砂漠の少年

「砂漠の少年」という映画を見た。小学校の体育館で見た。小学二年生の頃。その話をこれから書く。理由は無い。
物語はこうだ。
金持ちのガキが召使いにセスナを操縦させて、アフリカのどこかしらを飛ぶ。何かほこりっぽいとこだと思う。物語である以上、セスナは墜落し、召使いは死亡。なぜか金持ちのガキとペットの犬だけは無傷で助かる。物語だもの。
そしてこれまた都合よく壊れなかった無線機で、ガキはパパと連絡をとる。
「今、助けに行くから待ってなさい。」
「こわいよパパ!」
怖がる息子を落ち着かせるため、パパは言った。
「セバスチャン(適当)、掛け算の九九を言うんだ。」
息子は素直にその指示に従った。
「2・2が4、2・3が6、2・4が8...」
日が暮れて、夜になっても掛け算は続く。
「621・2が1242、621・3が1863...」
ということはなく、ただ同じ九九を繰り返す。
そのうち、無線機のバッテリーが切れた。
これは吹き替え故、わかりやすく九九に変えられたもので、きっとオリジナルは聖書の言葉かなんかを言っていたのではないのかしらん。

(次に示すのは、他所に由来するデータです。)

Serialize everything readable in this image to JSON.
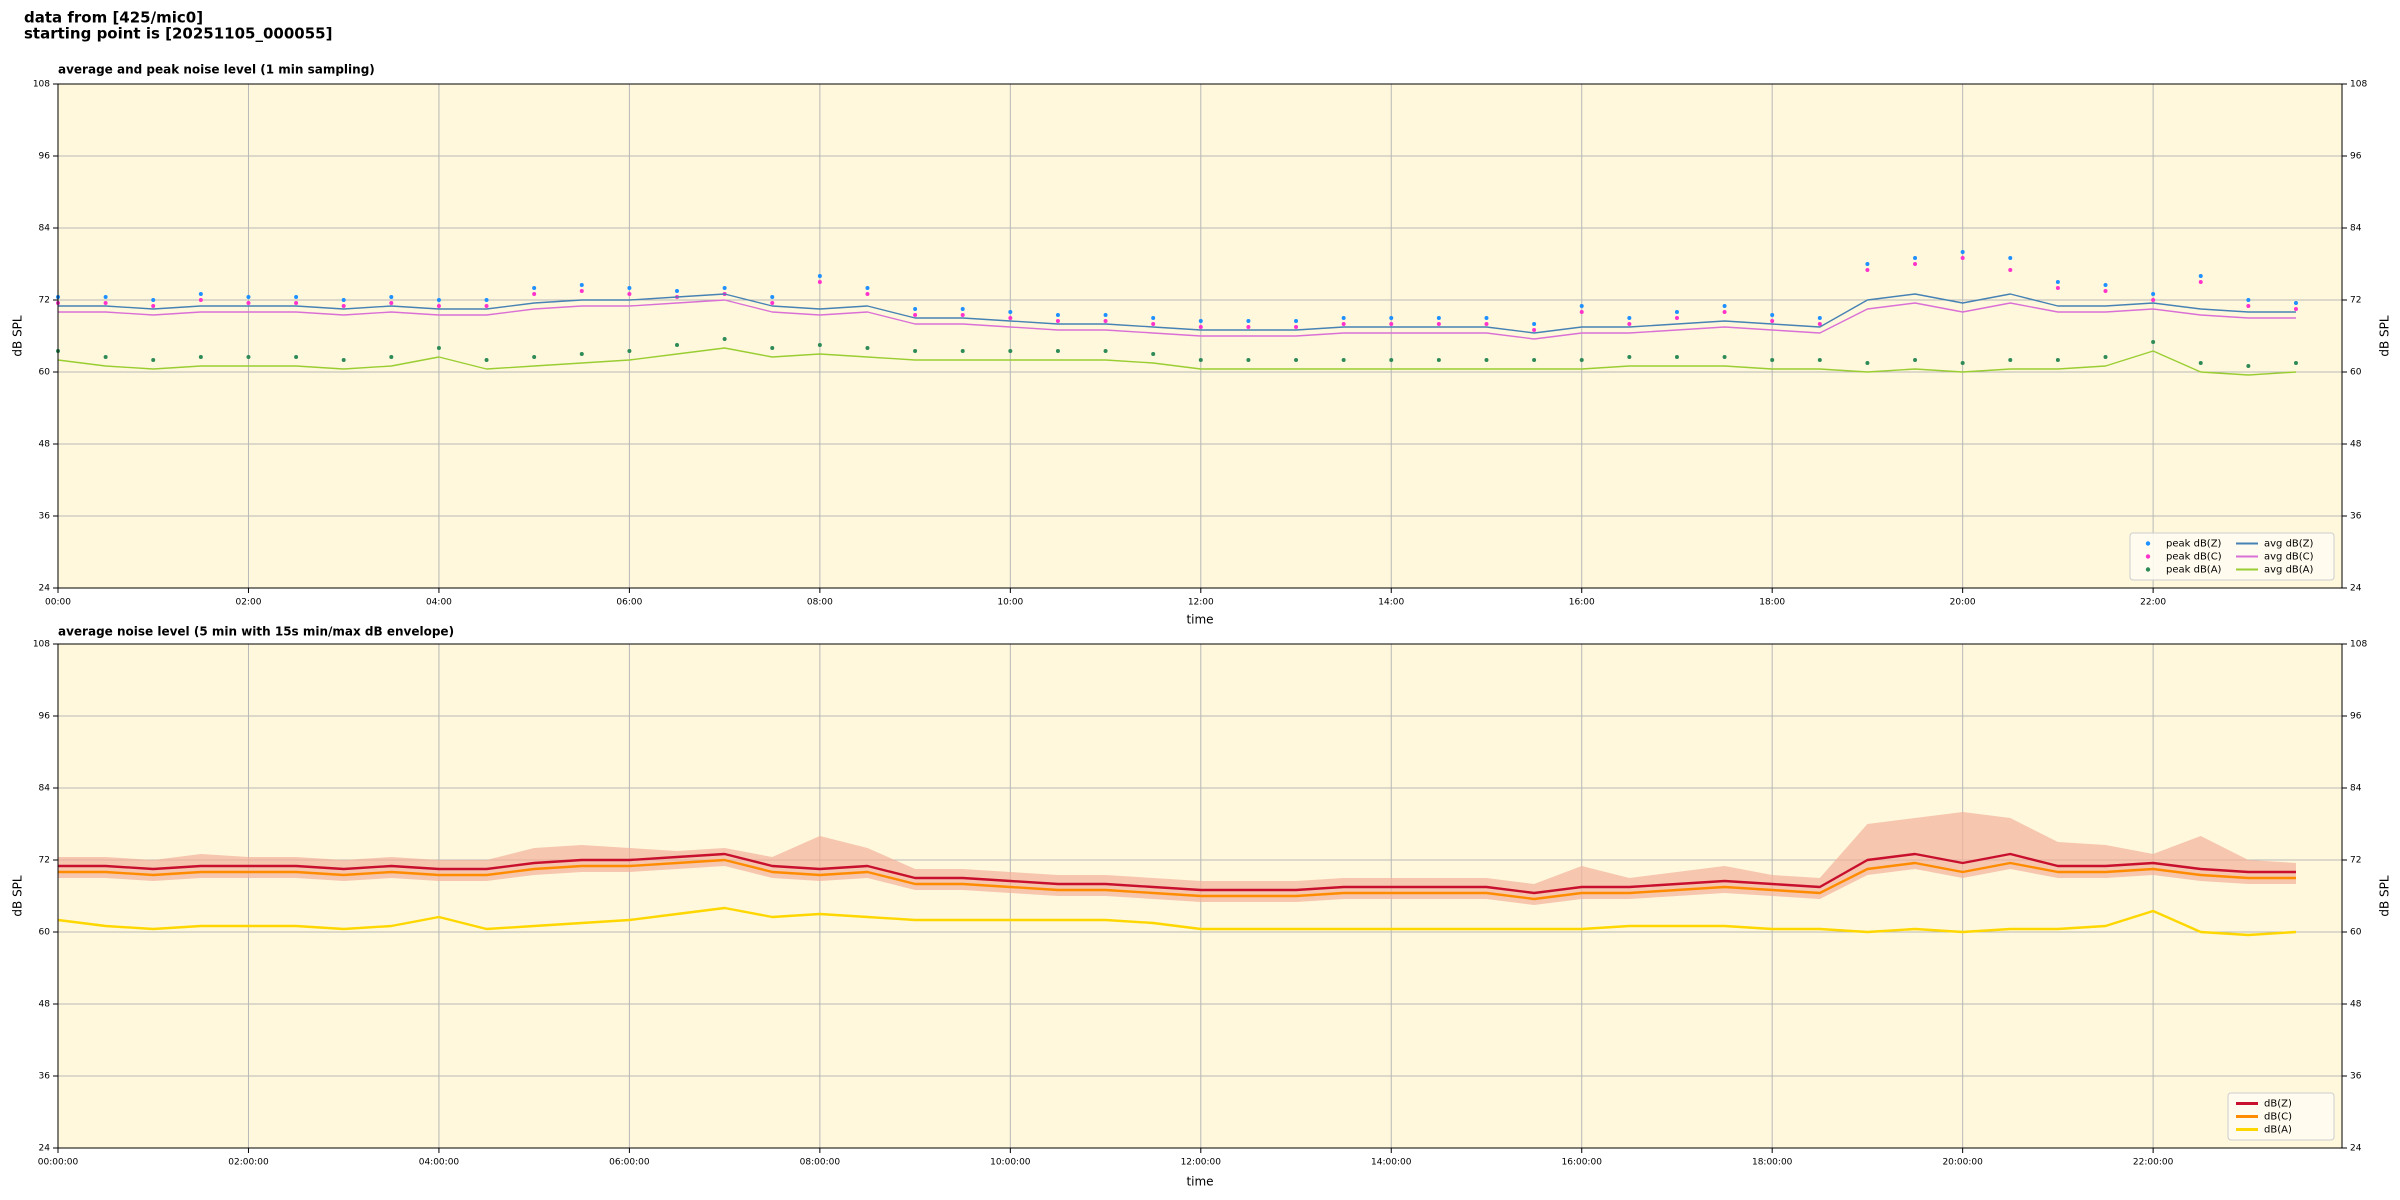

で、その夜ハイエナの襲撃を受け、息子は側にあったものを投げ撃退する。現実的には、ここでハイエナに食われて終っていることと思うが、これは物語だ。
その後、現地で知り合った土人のおっさん(昔、TVで見た「トムとジェリー」の中に「南国の土人」という白人の植民地主義の偏見に満ちた話があったが、内容が内容だけに今TVで見ることができない。というわけでわざと「土人」という言葉を使いました。)と旅をするのだが、この土人のおっさんが白人の坊主に気をきかせて肉料理を振舞うのだが、それは息子のかわいがっていた犬であったという、学校で見せる映画にしてはえらく残酷なフジテレビ系東海テレビ制作の昼のメロドラマのようなエピソードがはさまれる。 息子は激怒し、
「このうす汚い黒奴め、地獄へ堕ちろ!」
のような罵詈雑言は吐かなかったけど、まあ、喧嘩別れする。土人のおっさんは、
「俺様が親切で肉を食わせてやったのに、この白ん坊のガキは何を怒っているんだ。やっぱ白人はわかんねーや。」
みたいな不可解な、でも多少かなしそうな顔をして去っていく。
息子はさらに、何かの鳥の卵を太陽で熱く焼かれた石のうえで割り、目玉焼きをこしらえるなどのサバイバルを続けていく。きっとお腹を壊したことと思う。
実は、その鳥は先述の土人のおっさんがかわいがっていた鳥であり、今度はおっさんが悲しむという展開には映画のテーマは「文明の衝突」ではないので、ならない。
そうこうしているうちに、どこかで寝ている息子を捜査隊が発見し、息子は無事にパパと再会できるのであった。
映画は、「男は砂漠を経験することで一人前になるのだ。」のメッセージとともに幕を閉める。

時は大きく流れ1998年。エジプトでの一年の日本語教師の任務を終えて、帰国する時、私の脳裏に20年の空白をこえてこの言葉がよみがえった。
「男は砂漠を経験することで一人前になるのだ。」
私は一人前になったであろうか。